Does Quality Matter?

The Best Fun I Ever Had

It was the best fun I ever had in my life. In the winter of 79 I worked on an island in the Hong Kong archipelago. I was a control systems engineer in a chemical processing plant. I wrote assembler language programs to control reaction kinetics.
What an adventure.
Control strategies, expressed in assembler, playing out organic chemistry. It was sort of primal. And so where the tools.
You remembered the bootstrap and keyed it in at the front panel. It sort of had a rhythm like playing a piano.
I was limited on core memory so I wrote code that modified itself.
Ah ... I wouldn't do that again.
But all in all it was a rookie engineers dream. At the keyboard, pressing GO on control tasks and expanding your peripheral vision to take in 30 indicators at once. You really had to pay attention. Fast moving temperatures meant something bad was about to happen.
They called us wizards and looked upon what we did as a black art.
For me at least, quality management hadn’t been invented yet.
It didn’t matter I was motivated for zero defects – by FEAR.

Worst Case Scenario

The worst case scenario for that type of reactor was a setup. The reactants go solid and all the reactor is good for is burying under the ground. And next to it they bury the engineer responsible. Having a desk next to a blast wall kept me focussed too.
Outside the plant, Vietnamese boat people started arriving in large numbers. I guess they were just looking for a better future.
Inside the plant I was making sure that my engineering career would have one.
I was being very careful.

Is Software Development Still a Black Art?

Now that was 30 years ago but I think we're still debating this question. Is software development still a black art , or no. And if you’re developing software based systems, is just being careful, enough? Or is quality so important that you need a formal quality management structure to make sure it’s delivered? In other words: does quality matter - that much?
I can tell you that fear isn’t a sustainable motivator for getting things right. Being fearful all day just burns you out. Later on in my career I joined larger projects where design processes were established and peer review was possible. Responsibility for success was shared. Life became less scary.
After that I worked on very large projects WITH formal quality management. I even became a Quality Manager.

What is Quality?

And what have I learned in the past 30 years?
Well to begin with, every business can generate a return on investment in quality, simply because it costs less to prevent an error than it does to fix it - especially if it fails in service.

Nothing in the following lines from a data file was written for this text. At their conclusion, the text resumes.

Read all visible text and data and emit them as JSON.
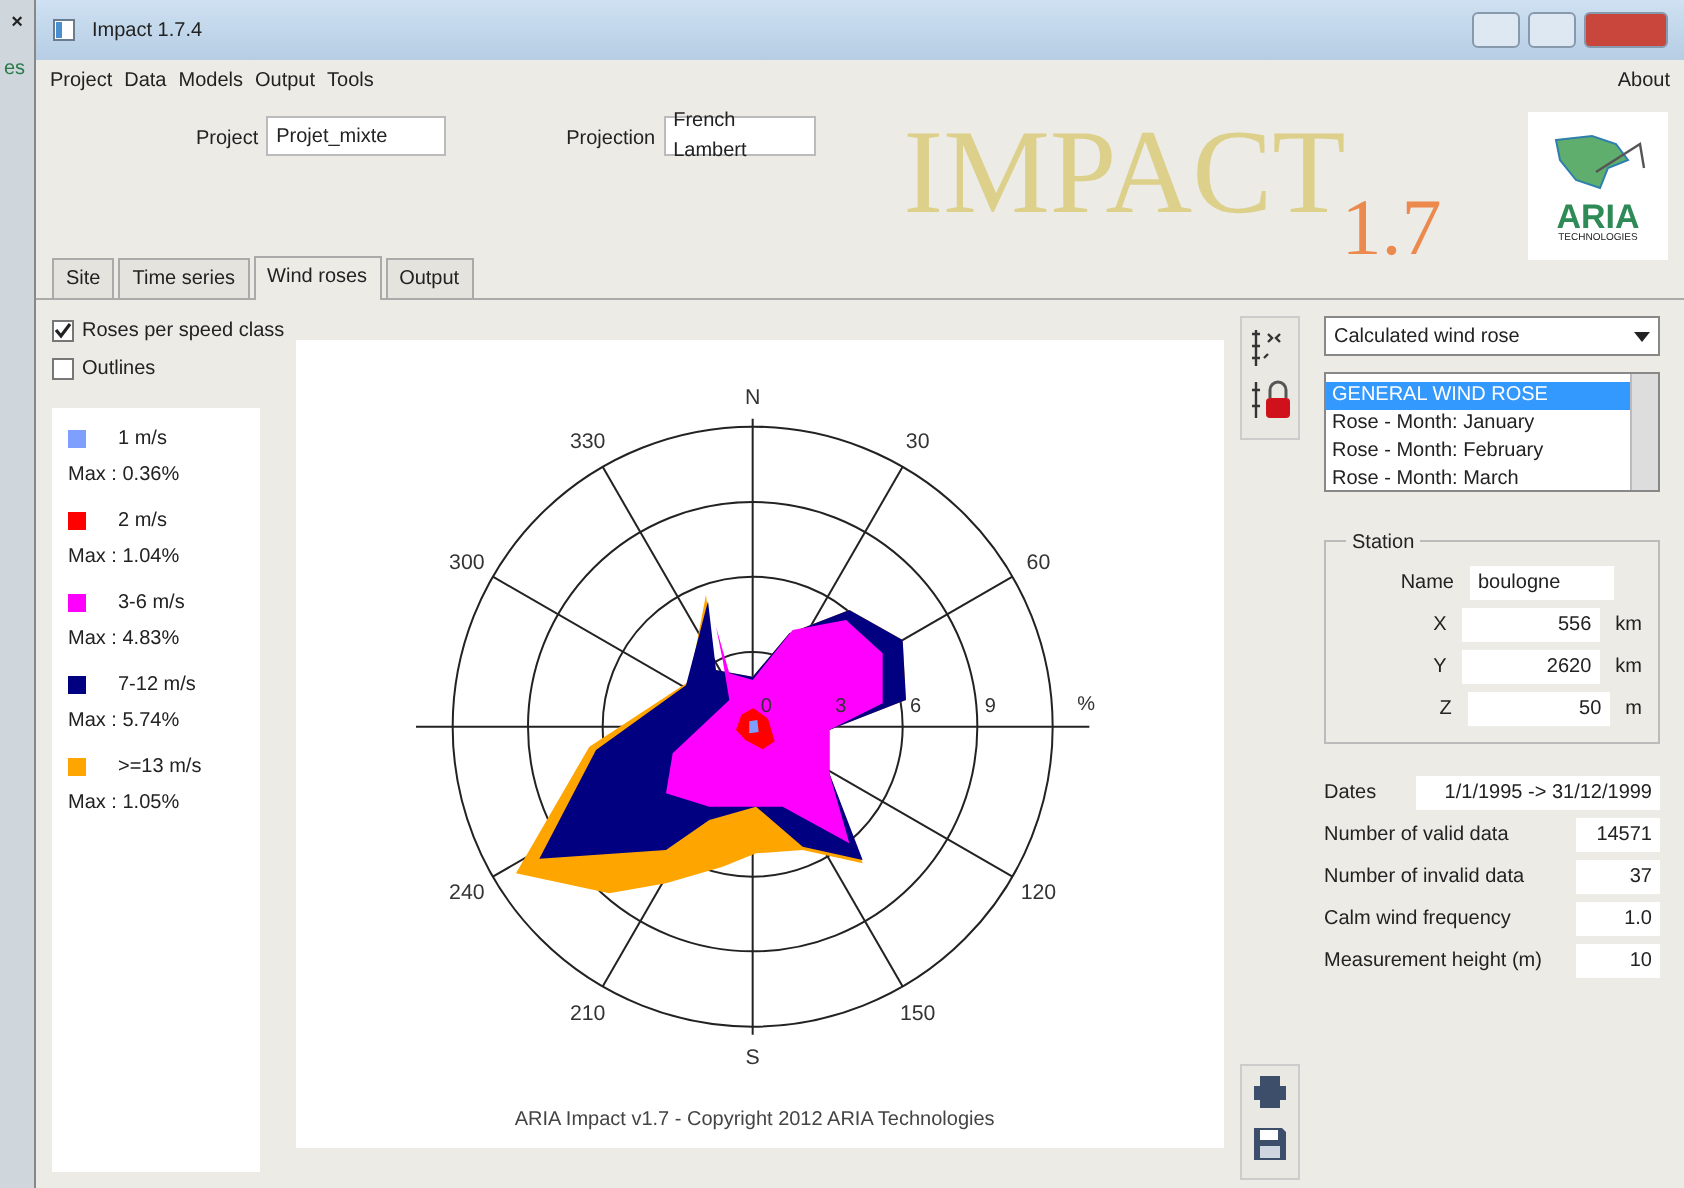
{
  "background_window": {
    "close": "×",
    "text": "es"
  },
  "window": {
    "title": "Impact 1.7.4"
  },
  "menu": [
    {
      "label": "Project"
    },
    {
      "label": "Data"
    },
    {
      "label": "Models"
    },
    {
      "label": "Output"
    },
    {
      "label": "Tools"
    }
  ],
  "menu_right": "About",
  "project": {
    "label": "Project",
    "value": "Projet_mixte"
  },
  "projection": {
    "label": "Projection",
    "value": "French Lambert"
  },
  "logo": {
    "title": "IMPACT",
    "version": "1.7",
    "brand": "ARIA",
    "brand_sub": "TECHNOLOGIES"
  },
  "tabs": [
    {
      "label": "Site",
      "selected": false
    },
    {
      "label": "Time series",
      "selected": false
    },
    {
      "label": "Wind roses",
      "selected": true
    },
    {
      "label": "Output",
      "selected": false
    }
  ],
  "options": [
    {
      "label": "Roses per speed class",
      "checked": true
    },
    {
      "label": "Outlines",
      "checked": false
    }
  ],
  "legend": [
    {
      "label": "1  m/s",
      "max": "Max : 0.36%",
      "color": "#7f9fff"
    },
    {
      "label": "2  m/s",
      "max": "Max : 1.04%",
      "color": "#ff0000"
    },
    {
      "label": "3-6  m/s",
      "max": "Max : 4.83%",
      "color": "#ff00ff"
    },
    {
      "label": "7-12 m/s",
      "max": "Max : 5.74%",
      "color": "#000080"
    },
    {
      "label": ">=13 m/s",
      "max": "Max : 1.05%",
      "color": "#ffa500"
    }
  ],
  "chart": {
    "direction_labels": [
      "N",
      "30",
      "60",
      "120",
      "150",
      "S",
      "210",
      "240",
      "300",
      "330"
    ],
    "ring_labels": [
      "0",
      "3",
      "6",
      "9"
    ],
    "unit": "%",
    "footer": "ARIA Impact v1.7 - Copyright 2012 ARIA Technologies"
  },
  "rose_type": "Calculated wind rose",
  "rose_list": [
    {
      "label": "GENERAL WIND ROSE",
      "selected": true
    },
    {
      "label": "Rose - Month: January",
      "selected": false
    },
    {
      "label": "Rose - Month: February",
      "selected": false
    },
    {
      "label": "Rose - Month: March",
      "selected": false
    }
  ],
  "station": {
    "title": "Station",
    "fields": [
      {
        "label": "Name",
        "value": "boulogne"
      },
      {
        "label": "X",
        "value": "556",
        "unit": "km"
      },
      {
        "label": "Y",
        "value": "2620",
        "unit": "km"
      },
      {
        "label": "Z",
        "value": "50",
        "unit": "m"
      }
    ]
  },
  "dates": {
    "label": "Dates",
    "value": "1/1/1995 -> 31/12/1999"
  },
  "stats": [
    {
      "label": "Number of valid data",
      "value": "14571"
    },
    {
      "label": "Number of invalid data",
      "value": "37"
    },
    {
      "label": "Calm wind frequency",
      "value": "1.0"
    },
    {
      "label": "Measurement height (m)",
      "value": "10"
    }
  ]
}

I also learned that quality isn't just the absence of defects; it's the failure free solution to a customer's problem. Technical excellence isn't enough, we need to develop deeper insights into what people perceive as quality. I've also concluded that smart companies aren't created solely by hiring smart people. Companies don't just generate ideas, they build, market, sell, compete and achieve this by coordinating the efforts of a diverse cohort of talent. And the most successful are the ones where the smart people are the cast - but the system is the star.
As both a business owner and a line manager my passion for quality has arisen purely out of self interest.
I've won business against corporate giants of world renown - yet my company is small.
I've seen people who thought they were ordinary achieve extraordinary things.
I've seen companies emerge from loss making chaos to find profitability in order.
All by taking the small steps that arise from one big idea.

My Software Quality Workshop

My workshop on developing quality management systems is an intense and, I hope, insightful conversation on how this idea applies to software and electronic systems. In the workshop I illustrate quality improvement techniques with real-world case studies. Participants also bring along quality problems that are a continuing source of learning. So if you're creating or looking to improve a quality management system or if you're just looking for ideas.
Come join us.

About this talk

The quality management discipline is recognised as an essential part of any business by some and viewed as an unnecessary overhead by others. Systems engineer Les Chambers chronicles his journey from quality agnostic to believer while developing safety critical control systems in chemical processing reactors.